Given the greater complexity of the Google TV boxes, it’s no surprise they take a bit longer to set up than media players that connect directly to the TV. Assuming there are no hiccups, the process is fairly straightforward, but there are a lot of steps, so expect to spend about 15 or 20 minutes to get either of these systems up and running.
The early version of the Sony player I tested had several pretty serious issues, ranging from the remote not pairing with the player, to it not being able to connect to y network. More troubling, it wouldn’t entirely shut down, even though the power light went out, so it didn’t pass through live TV signals. (The menu overlay remained on the screen.) Fortunately I was able to exchange it for a new model, which performed much better. It’s possible some of these early issues were addressed by a firmware update.
With the second unit, the remote paired quickly, followed by an on-screen tutorial for the remote’s features. With the Sony, you have a choice of opting between a quick-start mode that lets the player start up faster, or an energy-saving mode that takes longer to turn on. You then go through the system set-up, setting the display size to match your TV’s screen size, signing into (or creating) your Google account, setting up the TV service, and enabling the remote to control your cable/satellite box, TV and receiver. Once completed, the system needs to restart to register the settings. During this process, I was prompted to perform a software update that purportedly made improvements to the media player and Socialife, Sony’s area for social-media sites such as Facebook and Twitter. With both boxes you can get customized recommendations for new shows if you opt in to this feature.
Not everything went perfectly, though. On the second day of testing, the box suddenly wouldn’t play live TV with the power on, and it wouldn’t pass through TV signals when it was off. Thinking it was an issue with my satellite receiver, I disconnected the Sony from the chain and the TV worked fine. Apparently, it was a short-term gremlin; when I restarted the system later it worked fine, and continued to do so for the remainder of my test.

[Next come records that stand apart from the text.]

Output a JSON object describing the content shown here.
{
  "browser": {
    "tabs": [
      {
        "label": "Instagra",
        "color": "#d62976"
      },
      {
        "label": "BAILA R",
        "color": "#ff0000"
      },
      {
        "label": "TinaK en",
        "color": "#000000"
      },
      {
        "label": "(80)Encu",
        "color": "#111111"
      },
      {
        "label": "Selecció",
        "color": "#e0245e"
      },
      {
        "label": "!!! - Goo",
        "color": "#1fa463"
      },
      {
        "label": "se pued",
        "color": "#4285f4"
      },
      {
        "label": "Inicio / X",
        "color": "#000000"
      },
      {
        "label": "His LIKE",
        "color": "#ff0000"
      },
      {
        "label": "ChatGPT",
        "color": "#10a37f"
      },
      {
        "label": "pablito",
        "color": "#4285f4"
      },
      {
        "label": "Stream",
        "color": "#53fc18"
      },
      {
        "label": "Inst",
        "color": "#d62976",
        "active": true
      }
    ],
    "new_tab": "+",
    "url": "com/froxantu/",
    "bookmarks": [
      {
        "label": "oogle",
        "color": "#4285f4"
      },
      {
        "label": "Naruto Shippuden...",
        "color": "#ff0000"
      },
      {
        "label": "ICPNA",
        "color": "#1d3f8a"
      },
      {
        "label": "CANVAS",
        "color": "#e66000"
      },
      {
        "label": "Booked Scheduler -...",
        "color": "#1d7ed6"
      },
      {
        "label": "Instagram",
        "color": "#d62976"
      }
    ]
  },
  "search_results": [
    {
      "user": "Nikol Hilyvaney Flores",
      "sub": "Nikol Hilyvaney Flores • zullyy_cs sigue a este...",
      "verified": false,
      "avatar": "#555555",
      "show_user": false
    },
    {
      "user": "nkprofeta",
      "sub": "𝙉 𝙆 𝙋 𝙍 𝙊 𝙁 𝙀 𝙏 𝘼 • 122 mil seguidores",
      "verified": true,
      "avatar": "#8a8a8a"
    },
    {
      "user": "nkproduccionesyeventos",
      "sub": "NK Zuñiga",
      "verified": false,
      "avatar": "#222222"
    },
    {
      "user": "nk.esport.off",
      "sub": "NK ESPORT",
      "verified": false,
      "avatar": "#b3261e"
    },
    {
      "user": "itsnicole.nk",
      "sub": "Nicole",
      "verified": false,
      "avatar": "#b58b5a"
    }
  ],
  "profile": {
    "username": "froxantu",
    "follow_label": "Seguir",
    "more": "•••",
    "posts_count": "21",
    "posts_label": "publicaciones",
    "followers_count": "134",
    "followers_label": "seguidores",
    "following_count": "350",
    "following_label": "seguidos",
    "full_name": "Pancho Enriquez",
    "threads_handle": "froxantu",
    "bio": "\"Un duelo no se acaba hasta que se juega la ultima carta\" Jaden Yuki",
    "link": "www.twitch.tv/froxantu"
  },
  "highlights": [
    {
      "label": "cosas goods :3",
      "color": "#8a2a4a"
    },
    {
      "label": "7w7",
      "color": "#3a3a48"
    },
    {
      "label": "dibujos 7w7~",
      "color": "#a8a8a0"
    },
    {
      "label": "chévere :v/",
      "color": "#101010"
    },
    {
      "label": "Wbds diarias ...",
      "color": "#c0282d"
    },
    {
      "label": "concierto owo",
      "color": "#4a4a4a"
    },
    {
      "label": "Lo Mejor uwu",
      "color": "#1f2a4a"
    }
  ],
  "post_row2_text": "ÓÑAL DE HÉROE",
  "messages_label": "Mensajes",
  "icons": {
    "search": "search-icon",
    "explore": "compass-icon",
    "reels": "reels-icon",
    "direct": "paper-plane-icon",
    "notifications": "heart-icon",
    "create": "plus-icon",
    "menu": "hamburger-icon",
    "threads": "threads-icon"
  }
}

Not surprisingly, setting up the Co-Star was very similar to the Sony player. Using on-screen prompts, I manually paired the Bluetooth remote (pressing two buttons on the remote simultaneously), maximized the display to my TV’s screen size, connected to my wireless network, and signed on to my Google account. After setting up the remote to work with my other gear, the system rebooted, alerting me there an update was available that seemed to fix some issues the box was having with multi-channel audio. The update took nearly three minutes to complete before the player restarted. During the test, I had no real issues with the Co-Star, except one: It wouldn’t pass through live TV signals when it was turned off. As a result, I had to keep the Co-Star powered up for the duration of my testing. I can’t imagine that it was designed to stay in the power-on mode, but that’s the only way I could get live TV signals to my TV.